The AfDB, the continent’s multilateral development bank, will play a key role though it is unclear whether the mechanism will be hosted within the lender or as a separate entity.

Next steps include establishing a legal treaty to govern the facility, African officials said.

Modelled on the European Stability Mechanism (ESM), the AFSM is designed to save countries in the region about $20bn in debt servicing costs in the next 10 years, the AfDB estimates.

It will exclusively focus on debt refinancing, backers said, avoiding roles assigned to other bodies such as the IMF, which also backstops countries facing balance of payments challenges.

Once up and running, the AFSM will initially provide debt refinancing loans to members, before branching out to primary and secondary purchase of members’ bonds. It will also weigh providing guarantees to members. 

What will its capacity be?

The AFSM hopes for an Aa/AA rating, and to attain it is likely to offer 20% membership to non-African entities such as highly rated foreign governments and multilateral development banks.
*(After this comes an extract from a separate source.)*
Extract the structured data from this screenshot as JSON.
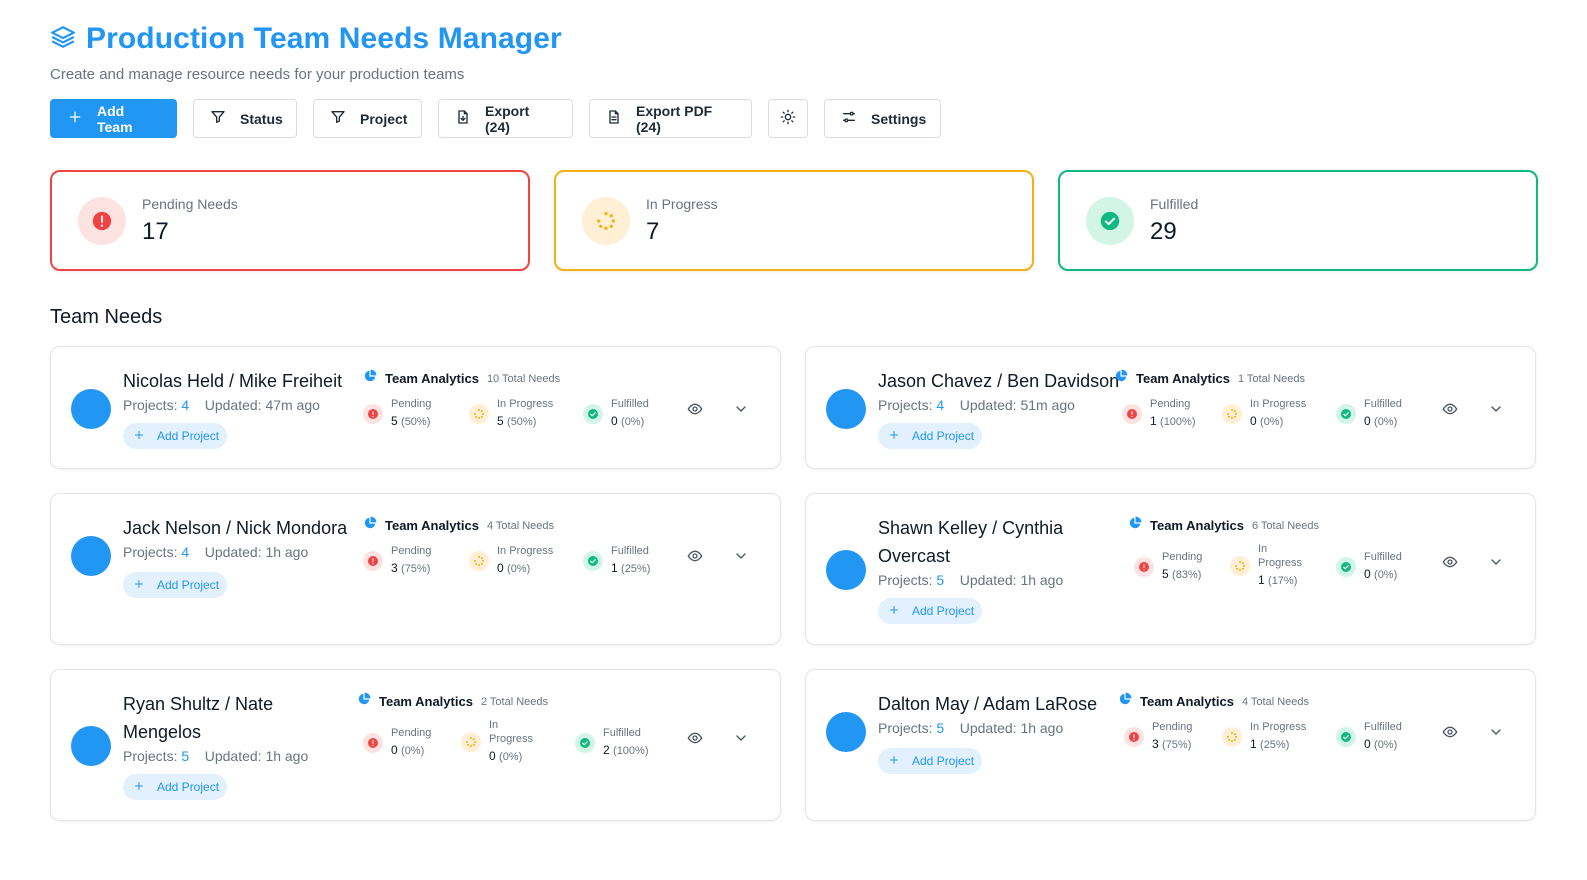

No African country has a rating of Aa/AA.

Under that scenario, the AFSM would need $3bn in capital, split between debt and equity, to start operations, and then provide members with $5bn for annual refinancing.

Its capital would need to grow to $16bn over the next decade to keep up with members’ refinancing requirements, boosting its capacity to $30bn.

Member countries would pay $236m in the first decade in annual instalments, backers of the initiative said. 

What does it mean for investors?

There has been scepticism around the plan, mainly because many economies in the region, such as Kenya and Angola, have already been struggling with external repayments, raising questions of their financial capacity to bankroll the AFSM.

Senegal and Mozambique are also struggling with debt.

But AFSM backers, including Angola’s De Sousa, say the initiative can tackle debt challenges over the long term.

Countries that tap the facility will have to carry out macroeconomic reforms designed to strengthen their economies in exchange for cash, the AfDB said.

Supporters say the AFSM is not designed to provide bailouts to countries, but to prevent them from happening, while building a foundation for sustainable growth and development.